Cinema

Climax, l’infinita coreografia di Gaspar Noè, mai titolo fu più azzeccato | Recensione

Climax è un film del 2018 di Gaspar Noè. Nel 1996, in una scuola abbandonata, i ballerini di una compagnia di danza provano una coreografia, al termine della quale danno inizio a una festa. 

Durante la serata i ballerini bevono della sangria che si scopre essere stata corretta con LSD, per cui iniziano a subirne gli effetti.

Non esiste titolo più adatto. Climax: Figura retorica, detta anche gradazione o gradazione ascendente, consistente nel passare gradatamente da un concetto all’altro, via via più intenso.

Il film è costituito da sequenze che acquistano intensità gradualmente: dalla presentazione dei personaggi a inizio film, intervistati per entrare nella compagnia di danza, alla lunghissima coreografia iniziale, cui segue la contentezza per la riuscita e il party, fino ai primi effetti della droga.

Da qui il climax pervade la scena: tutti iniziano ad agitarsi e a essere sempre più confusi, così lo stomaco dello spettatore comincia a contorcersi.

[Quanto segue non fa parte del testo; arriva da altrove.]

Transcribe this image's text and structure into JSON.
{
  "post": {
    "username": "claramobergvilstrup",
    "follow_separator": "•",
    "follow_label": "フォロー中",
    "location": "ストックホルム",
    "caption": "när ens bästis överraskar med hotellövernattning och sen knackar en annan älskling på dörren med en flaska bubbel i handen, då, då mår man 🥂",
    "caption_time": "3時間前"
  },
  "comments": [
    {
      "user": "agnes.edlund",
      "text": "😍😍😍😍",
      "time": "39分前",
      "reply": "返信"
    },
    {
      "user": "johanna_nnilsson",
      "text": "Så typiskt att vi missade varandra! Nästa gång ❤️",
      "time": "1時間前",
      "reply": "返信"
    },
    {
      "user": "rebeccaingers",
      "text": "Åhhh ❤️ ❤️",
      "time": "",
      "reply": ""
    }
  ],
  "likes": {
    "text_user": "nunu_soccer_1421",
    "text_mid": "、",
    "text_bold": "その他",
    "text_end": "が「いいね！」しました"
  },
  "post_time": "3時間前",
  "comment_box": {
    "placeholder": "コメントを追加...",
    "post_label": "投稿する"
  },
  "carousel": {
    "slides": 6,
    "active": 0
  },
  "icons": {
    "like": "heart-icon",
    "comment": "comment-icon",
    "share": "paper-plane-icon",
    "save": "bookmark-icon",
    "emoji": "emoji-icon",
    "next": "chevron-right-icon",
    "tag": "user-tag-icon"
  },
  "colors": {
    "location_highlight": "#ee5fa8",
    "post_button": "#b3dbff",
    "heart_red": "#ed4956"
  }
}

Via alla follia più assoluta: la manager della troupe, Emmanuelle viene accusata di aver messo l’LSD nella sangria che lei stessa aveva preparato, ma avendola bevuta riesce a smentire le accuse.

Vedendo il piccolo figlio Tito bere la sangria, decide di chiuderlo in una cabina elettrica per tenerlo al sicuro dai ballerini. Nel frattempo, le accuse passano agli unici due ballerini che non avevano bevuto, di cui uno viene chiuso fuori al gelo e l’altra costretta ad auto lesionarsi.

I dialoghi diventano sempre più strani, crudi e cattivi, la musica è quasi fastidiosa, accelerata, non dà tregua e ad essa si accodano le grida del bambino dalla cabina: tutto precipita nel caos.

Emmanuelle, in stato confusionale, persa la chiave della cabina elettrica, cerca invano di liberare suo figlio. A un certo punto la scuola ha un improvviso calo di corrente, e la donna si rende conto che Tito, che nel frattempo ha smesso di urlare, è rimasto fulminato.

Lo stato di confusione aumenta ancora, tutti iniziano a contorcersi sul pavimento, ad avere rapporti sessuali tra loro, a picchiarsi, a lavarsi in maniera compulsiva, tutti i movimenti si accelerano, la camera diventa più veloce, ruota intorno, riprende solo ciò che accade sul pavimento.

La mattina dopo, con l’arrivo della polizia, tutto si è placato, tutto tace.

Il film ha le sembianze di una lunga coreografia, tutto è sempre in movimento, si passa da una stanza all’altra senza interruzione, la telecamera segue gli spostamenti di ogni personaggio, accompagnandoli sinuosamente e in maniera quasi nauseante, come in un vortice.

Non ci sarebbe una coreografia senza la musica, che contorna le scene in maniera perfetta, impeccabile, come se fosse stata creata apposta per quelle scene e che rende bene la confusione che i ballerini e gli spettatori provano in quel momento.

Gaspar Noè ci lascia sempre senza fiato, e questa volta in senso letterale: siamo attraversati da un crescendo di pathos che aumenta e si ripiega su se stesso man mano che il film va avanti e noi non possiamo che restare con gli occhi incollati allo schermo a guardare. Come se per quei novantasette minuti fossimo inglobati nelle stesse dinamiche vissute dai protagonisti, vivendo quasi l’effetto di una droga.